Certain moments become indelible, however. Australia’s Emma McKeon collected seven medals, the first female swimmer to do that in a single Games. New Jersey’s Athing Mu, 19, announced herself as the track sensation of the present and future with golden performances in the women’s 800 meters and the 4×400 relay. Mu’s teammate, Allyson Felix, shared gold in that relay, and added a bronze in the 400 meters, surpassing Carl Lewis as the most decorated U.S. track and field Olympian ever.
Then there was Simone Biles, expected to be The Sensation of these Games, suddenly stepping aside amid mental distress, turning into Team USA’s cheerleader No. 1 before rallying to take a bronze medal in her final competition.
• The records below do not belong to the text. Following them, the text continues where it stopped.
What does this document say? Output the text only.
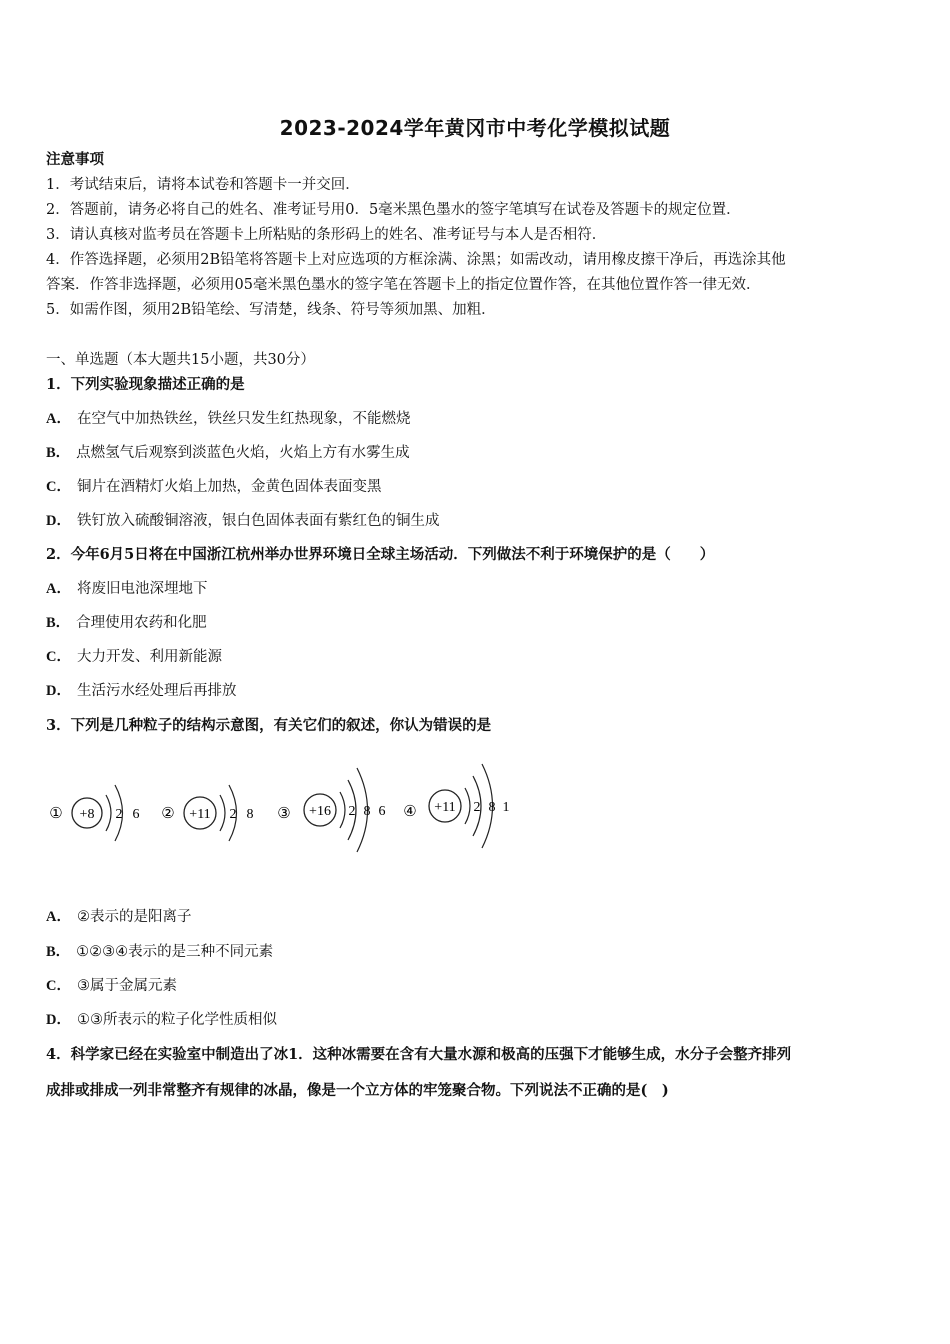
2023-2024学年黄冈市中考化学模拟试题
注意事项
1．考试结束后，请将本试卷和答题卡一并交回．
2．答题前，请务必将自己的姓名、准考证号用0．5毫米黑色墨水的签字笔填写在试卷及答题卡的规定位置．
3．请认真核对监考员在答题卡上所粘贴的条形码上的姓名、准考证号与本人是否相符．
4．作答选择题，必须用2B铅笔将答题卡上对应选项的方框涂满、涂黑；如需改动，请用橡皮擦干净后，再选涂其他
答案．作答非选择题，必须用05毫米黑色墨水的签字笔在答题卡上的指定位置作答，在其他位置作答一律无效．
5．如需作图，须用2B铅笔绘、写清楚，线条、符号等须加黑、加粗．
一、单选题（本大题共15小题，共30分）
1．下列实验现象描述正确的是
A． 在空气中加热铁丝，铁丝只发生红热现象，不能燃烧
B． 点燃氢气后观察到淡蓝色火焰，火焰上方有水雾生成
C． 铜片在酒精灯火焰上加热，金黄色固体表面变黑
D． 铁钉放入硫酸铜溶液，银白色固体表面有紫红色的铜生成
2．今年6月5日将在中国浙江杭州举办世界环境日全球主场活动．下列做法不利于环境保护的是（　　）
A． 将废旧电池深埋地下
B． 合理使用农药和化肥
C． 大力开发、利用新能源
D． 生活污水经处理后再排放
3．下列是几种粒子的结构示意图，有关它们的叙述，你认为错误的是
① +8 2 6 ② +11 2 8 ③ +16 2 8 6 ④ +11 2 8 1
A． ②表示的是阳离子
B． ①②③④表示的是三种不同元素
C． ③属于金属元素
D． ①③所表示的粒子化学性质相似
4．科学家已经在实验室中制造出了冰1．这种冰需要在含有大量水源和极高的压强下才能够生成，水分子会整齐排列
成排或排成一列非常整齐有规律的冰晶，像是一个立方体的牢笼聚合物。下列说法不正确的是(　)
Her Olympics will be remembered for provoking an overdue conversation about mental health in sports. It also cleared a path for gymnastics talent like Suni Lee, who took gold in the women’s all-around, and launched a glorious watch party celebration in her Minnesota hometown.
I haven’t gotten everything, I know. I’ve surely missed a bunch.
But let’s end here, with that shared gold in the high jump, between Qatar’s Mutaz Barshim and Italy’s Gianmarco Tamberi. I was in the stadium that night, and in the moment, it was difficult to tell exactly what was happening—there was a huddled conversation near the jump bar with an official, and then Tamberi flopped to the ground in disbelief as Barshim erupted in joy.
They’d split it. After multiple failed attempts to out jump each other, Barshim and Tamberi turned to an old rule that allows medal sharing acceptable by mutual agreement.
They’d both won.
And that, in a flash, was what makes the Olympic Games so singular—an instant lesson in sportsmanship and goodwill that will outlive both victors and everyone who saw it. It’s why this event survives, despite its excesses and arrogance.
The Olympics, as a business, need reform, desperately.
But the Games? The Games are alright.